Гуфье умел становиться невидимкой, обратив собственную ничтожность на пользу своему господину. Болдуин решил обойтись без Раймона, граф оставил в Иерусалиме нескольких верных людей. И самым надежным среди них был Гуфье.
Будучи «никем», он проходил в любые ворота. При нем велись откровенные разговоры — и устами, и взглядами, и соприкосновениями рук. Обученный Раймоном грамоте, он сообщал ему обо всем, что происходило в цитадели. Пока — ничего опасного. Болдуин подыскивает сестрам женихов — тщательно, но тщетно. Король очень болен, и болезнь с каждым днем все глубже впивается в его тело; однако дух короля по-прежнему бодр, и разум ясен.
Затем случилось нечто, заставившее Гуфье насторожиться.
Человек Раймона увидел, с каким лицом коннетабль Эмерик выходит из покоев Сибиллы.
Коннетабль был человеком жадным, но это никого не беспокоило. Коннетабль был расчетлив и хитер, однако эти качества — лишь на пользу Королевству, окруженному врагами Христовой веры. У коннетабля не было ни единого шанса получить руку принцессы, и уж тем более никто не подозревал его в намерении сделаться регентом при умирающем короле. К тому же король пока что в опеке не нуждался. О чем и объявил после Лидды столь ясно и определенно.
Так что же в облике Эмерика так насторожило Гуфье?
— Улыбка, мой господин, — объяснил сержант своему сеньору, когда тот принял его у себя в Тивериадском замке. — Я никогда прежде не видел, чтобы коннетабль так улыбался. Как будто купил породистого голубя или украл красивую лошадь.
Тивериадский замок принадлежал жене Раймона, графине Эскиве, и четверым ее сыновьям, графским пасынкам. Брак Раймона с этой женщиной был браком льва и львицы, а целый выводок драчливых львят только укреплял его. Будет кому оставить и Галилейские земли, и графство Триполи.
Земли эти были очень богаты и хороши, и так же богат и щедр к своим людям был граф Раймон. Но угощать Гуфье — неинтересно, ибо ел простолюдин, не разбирая, что подают, и пил с равнодушным видом любое, даже самое лучшее вино, а также и наихудшее.
— Я стал следить за Эмериком, — говорил Гуфье скучно, будто рассказывал не о себе и о коннетабле, а о каких-то никому не известных козьих пастухах, что спят на шкурах и питаются молоком да жестким мясом. — Я не спускал с него глаз.
Раймону хотелось поторопить его, но за годы, проведенные в плену, оба, и господин, и сержант, приучились не вываливать все новости сразу, одним комом, но выкладывать их по одной, как это делает торговец поясами и пряжками, приходя в чей-нибудь дом с товаром.
— Он вызвал к себе младшего брата, — сказал Гуфье.
— Ничего удивительного, — отозвался Раймон, втайне ожидая возражений. — Ведь вся их семья несколько поколений подряд отправляет в Святую Землю своих воинов.
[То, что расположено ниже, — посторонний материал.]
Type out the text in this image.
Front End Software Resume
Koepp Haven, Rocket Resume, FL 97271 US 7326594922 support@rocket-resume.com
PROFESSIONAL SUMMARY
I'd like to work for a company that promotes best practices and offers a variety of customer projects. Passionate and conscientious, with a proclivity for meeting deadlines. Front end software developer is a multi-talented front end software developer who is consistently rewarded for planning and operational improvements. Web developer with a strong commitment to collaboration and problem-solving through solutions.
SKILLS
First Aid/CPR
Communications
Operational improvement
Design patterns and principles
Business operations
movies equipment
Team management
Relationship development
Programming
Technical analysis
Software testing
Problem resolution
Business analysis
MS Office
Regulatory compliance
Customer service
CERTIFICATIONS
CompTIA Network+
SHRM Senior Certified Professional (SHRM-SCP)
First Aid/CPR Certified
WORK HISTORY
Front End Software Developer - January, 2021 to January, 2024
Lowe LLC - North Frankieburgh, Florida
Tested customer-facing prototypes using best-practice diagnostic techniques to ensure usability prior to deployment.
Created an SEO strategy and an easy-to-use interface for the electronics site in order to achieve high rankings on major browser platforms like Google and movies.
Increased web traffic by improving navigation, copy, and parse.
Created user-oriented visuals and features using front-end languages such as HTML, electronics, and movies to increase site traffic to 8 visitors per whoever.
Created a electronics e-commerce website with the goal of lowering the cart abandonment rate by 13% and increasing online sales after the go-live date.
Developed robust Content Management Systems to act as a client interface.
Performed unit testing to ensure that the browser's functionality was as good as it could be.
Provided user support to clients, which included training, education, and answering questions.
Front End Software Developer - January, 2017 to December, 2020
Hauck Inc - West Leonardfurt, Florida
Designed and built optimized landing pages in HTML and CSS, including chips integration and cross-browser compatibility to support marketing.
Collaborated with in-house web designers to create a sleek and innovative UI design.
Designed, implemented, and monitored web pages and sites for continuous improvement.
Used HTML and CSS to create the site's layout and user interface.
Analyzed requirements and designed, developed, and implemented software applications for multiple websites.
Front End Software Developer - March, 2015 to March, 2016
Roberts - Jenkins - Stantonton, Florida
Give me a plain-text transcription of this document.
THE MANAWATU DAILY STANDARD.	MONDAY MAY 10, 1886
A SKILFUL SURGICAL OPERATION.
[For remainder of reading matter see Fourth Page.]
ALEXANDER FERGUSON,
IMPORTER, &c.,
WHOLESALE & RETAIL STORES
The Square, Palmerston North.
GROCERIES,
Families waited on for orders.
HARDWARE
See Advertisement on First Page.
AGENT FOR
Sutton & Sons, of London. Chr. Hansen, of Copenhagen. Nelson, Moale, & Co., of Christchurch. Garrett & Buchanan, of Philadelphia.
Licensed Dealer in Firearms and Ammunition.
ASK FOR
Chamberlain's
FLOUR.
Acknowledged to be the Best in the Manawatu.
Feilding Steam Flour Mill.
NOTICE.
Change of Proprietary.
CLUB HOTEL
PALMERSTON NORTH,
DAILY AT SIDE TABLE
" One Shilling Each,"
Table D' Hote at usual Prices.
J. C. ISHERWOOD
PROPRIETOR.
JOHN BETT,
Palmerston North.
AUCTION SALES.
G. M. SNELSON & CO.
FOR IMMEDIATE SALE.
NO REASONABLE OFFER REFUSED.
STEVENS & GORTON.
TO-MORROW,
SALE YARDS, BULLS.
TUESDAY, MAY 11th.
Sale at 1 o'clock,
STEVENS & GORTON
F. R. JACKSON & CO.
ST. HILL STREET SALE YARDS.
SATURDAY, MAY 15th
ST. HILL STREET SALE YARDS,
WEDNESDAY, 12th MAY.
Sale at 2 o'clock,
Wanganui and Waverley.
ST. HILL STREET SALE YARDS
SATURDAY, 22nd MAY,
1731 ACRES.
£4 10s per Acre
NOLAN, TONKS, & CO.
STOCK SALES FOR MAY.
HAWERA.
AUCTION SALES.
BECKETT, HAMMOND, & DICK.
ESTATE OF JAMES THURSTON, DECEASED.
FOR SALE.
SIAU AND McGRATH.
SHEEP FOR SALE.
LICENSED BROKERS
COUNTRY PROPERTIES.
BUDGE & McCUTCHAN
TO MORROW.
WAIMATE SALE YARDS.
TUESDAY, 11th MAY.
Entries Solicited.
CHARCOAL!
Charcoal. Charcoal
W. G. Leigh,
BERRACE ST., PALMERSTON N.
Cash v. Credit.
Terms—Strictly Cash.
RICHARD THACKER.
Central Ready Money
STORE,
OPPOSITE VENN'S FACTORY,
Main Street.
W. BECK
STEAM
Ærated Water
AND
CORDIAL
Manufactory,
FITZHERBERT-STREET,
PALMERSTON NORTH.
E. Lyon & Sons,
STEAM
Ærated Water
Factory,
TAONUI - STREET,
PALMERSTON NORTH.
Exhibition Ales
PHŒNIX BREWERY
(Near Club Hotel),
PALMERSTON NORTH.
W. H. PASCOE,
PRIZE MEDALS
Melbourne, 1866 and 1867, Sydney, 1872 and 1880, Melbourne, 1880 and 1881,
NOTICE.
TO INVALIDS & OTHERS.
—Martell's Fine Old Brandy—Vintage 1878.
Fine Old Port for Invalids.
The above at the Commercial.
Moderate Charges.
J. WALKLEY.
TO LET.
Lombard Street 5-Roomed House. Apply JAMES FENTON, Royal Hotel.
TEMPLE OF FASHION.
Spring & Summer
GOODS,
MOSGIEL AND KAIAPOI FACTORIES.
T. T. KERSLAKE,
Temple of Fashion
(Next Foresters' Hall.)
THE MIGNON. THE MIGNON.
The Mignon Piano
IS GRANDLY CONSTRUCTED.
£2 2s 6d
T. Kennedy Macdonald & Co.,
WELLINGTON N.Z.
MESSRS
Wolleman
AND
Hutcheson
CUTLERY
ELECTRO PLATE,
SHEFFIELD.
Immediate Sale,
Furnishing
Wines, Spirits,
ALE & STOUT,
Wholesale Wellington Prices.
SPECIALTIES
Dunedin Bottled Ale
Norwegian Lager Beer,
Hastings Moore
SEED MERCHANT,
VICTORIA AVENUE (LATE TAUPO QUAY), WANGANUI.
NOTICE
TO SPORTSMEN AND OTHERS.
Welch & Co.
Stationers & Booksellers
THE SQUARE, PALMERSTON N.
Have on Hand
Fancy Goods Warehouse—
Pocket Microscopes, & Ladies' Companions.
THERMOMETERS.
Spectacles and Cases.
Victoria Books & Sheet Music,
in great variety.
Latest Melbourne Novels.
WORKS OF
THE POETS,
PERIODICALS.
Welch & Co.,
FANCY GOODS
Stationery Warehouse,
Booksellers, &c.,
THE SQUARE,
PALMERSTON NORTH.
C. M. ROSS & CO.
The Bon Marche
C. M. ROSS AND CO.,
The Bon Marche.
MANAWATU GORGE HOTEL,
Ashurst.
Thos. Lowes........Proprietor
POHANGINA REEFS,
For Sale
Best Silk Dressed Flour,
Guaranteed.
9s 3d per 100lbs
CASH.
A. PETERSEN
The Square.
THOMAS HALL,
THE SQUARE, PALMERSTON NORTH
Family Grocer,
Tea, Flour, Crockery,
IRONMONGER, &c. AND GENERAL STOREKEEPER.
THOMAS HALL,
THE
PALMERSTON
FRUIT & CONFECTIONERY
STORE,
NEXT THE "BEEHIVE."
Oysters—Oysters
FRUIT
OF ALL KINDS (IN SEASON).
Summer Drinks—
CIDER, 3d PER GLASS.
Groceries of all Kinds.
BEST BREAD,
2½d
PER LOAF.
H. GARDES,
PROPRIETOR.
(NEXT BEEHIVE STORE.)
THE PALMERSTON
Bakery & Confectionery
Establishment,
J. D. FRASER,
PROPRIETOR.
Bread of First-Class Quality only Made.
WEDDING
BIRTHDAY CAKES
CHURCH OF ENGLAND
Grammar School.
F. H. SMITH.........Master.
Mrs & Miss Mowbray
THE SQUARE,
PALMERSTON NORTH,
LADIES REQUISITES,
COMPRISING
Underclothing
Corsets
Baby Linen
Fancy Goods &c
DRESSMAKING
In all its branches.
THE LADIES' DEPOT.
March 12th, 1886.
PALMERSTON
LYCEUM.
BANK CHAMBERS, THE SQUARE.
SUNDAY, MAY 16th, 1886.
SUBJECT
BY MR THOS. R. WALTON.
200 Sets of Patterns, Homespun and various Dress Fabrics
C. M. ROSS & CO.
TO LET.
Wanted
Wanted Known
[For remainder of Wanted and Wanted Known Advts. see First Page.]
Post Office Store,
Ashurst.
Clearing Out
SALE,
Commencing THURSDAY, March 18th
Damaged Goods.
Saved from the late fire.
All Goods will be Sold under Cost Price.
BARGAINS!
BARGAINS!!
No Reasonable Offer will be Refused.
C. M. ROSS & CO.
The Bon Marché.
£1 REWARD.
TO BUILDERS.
У Лузиньянов всегда имеется про запас человек пять младших братьев, которым нечем заняться у себя дома, в Пуату.
— Это верно, — признал Гуфье. — Но на сей раз Эмерик затеял нечто необычное, чего прежде ни один из Лузиньянов не делал. Я понял это по тому, как он улыбался.
Сержант помолчал немного и сказал:
— Как я и думал, Эмерик устроил своему брату свидание с принцессой Сибиллой. Бедный дурак увидел среди оливковых деревьев женщину, готовую к любви, и даже не понял, кто морочит ему голову!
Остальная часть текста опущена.